On the next occasion the complainant was nine years old and asleep on her bed when the respondent took her into his bed, placed her on the top bunk, removed her clothes, touched her vagina and again rubbed his penis in the vicinity of her vagina. He next repeated this behaviour in the bathroom when the complainant was having a shower. He told her not to tell anyone.
He committed a similar offence when the complainant was 10 years old and he was 17 or 18 during the Christmas school vacation in the respondent's bedroom. The respondent committed the next offence in a similar manner when the complainant was in the shower and was aged about 11.
The final offence involving this complainant occurred in the bathroom during the summer school holidays when the complainant was 11 and the respondent about 18. He again fondled her vagina and told her not to tell anyone.
The matter was not investigated by police until recently. Some of the complainants phoned the respondent and he made admissions in the course of those recorded telephone calls. He was not interviewed by police in a formal record of interview. Only one of the five complainants was required to give evidence at committal. The respondent pleaded guilty at the committal in respect of matters involving all other complainants. After negotiations between the Prosecutor and defence the respondent pleaded guilty to the charges in the two indictments.
Victim impact statements from two of the sisters were tendered. One sister, in particular, has been deeply traumatised by the respondent's offending. It is plain that his behaviour has had an enormous detrimental effect on the lives of all the victims, but especially his second youngest sister.
The respondent was 46 years old at sentence. He currently resides with his wife and three of their five children. His wife is supportive of him and her handwritten letter explaining her support for him and her compassion and concern for the complainants was tendered at sentence.
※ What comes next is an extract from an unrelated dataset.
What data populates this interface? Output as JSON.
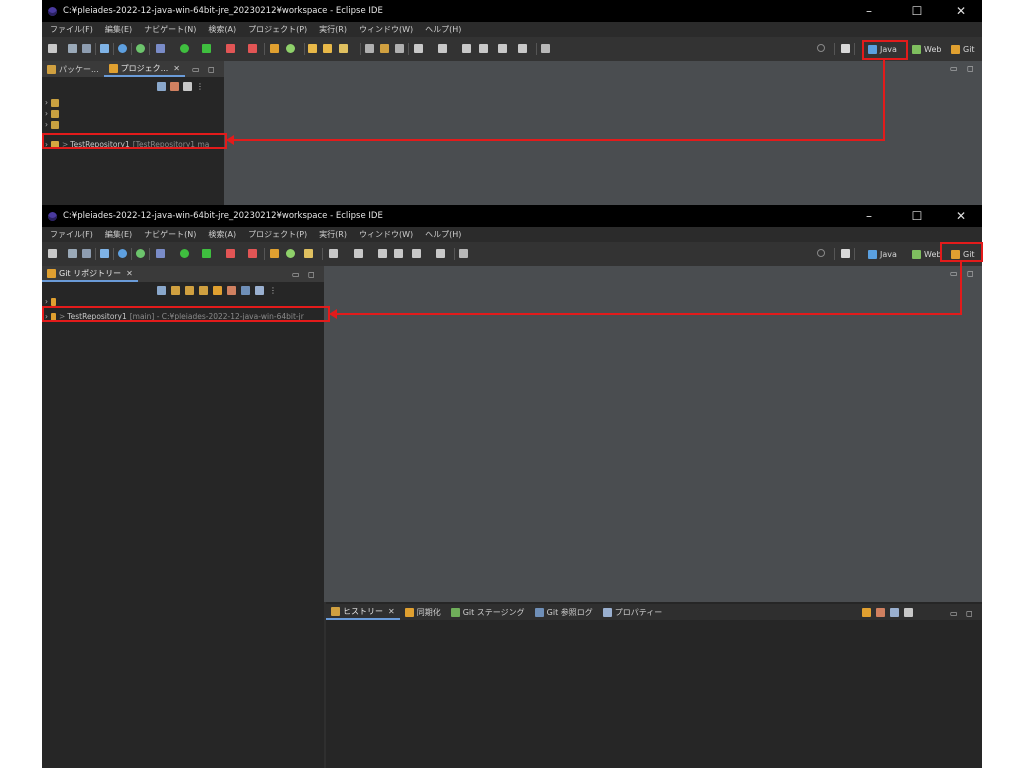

The respondent has no relevant criminal convictions. In 1974 he was convicted of some petty stealing offences for which he was given light fines in the Southport Magistrates Court. He has not committed any further offences. He left school at 18 years of age and married when he was 19. He and his wife have raised five children. He has become a successful businessman. A number of references were tendered at the sentence from a priest, a senior pastor, and friends and business associates attesting to his genuine remorse, reform and present good-standing in the community.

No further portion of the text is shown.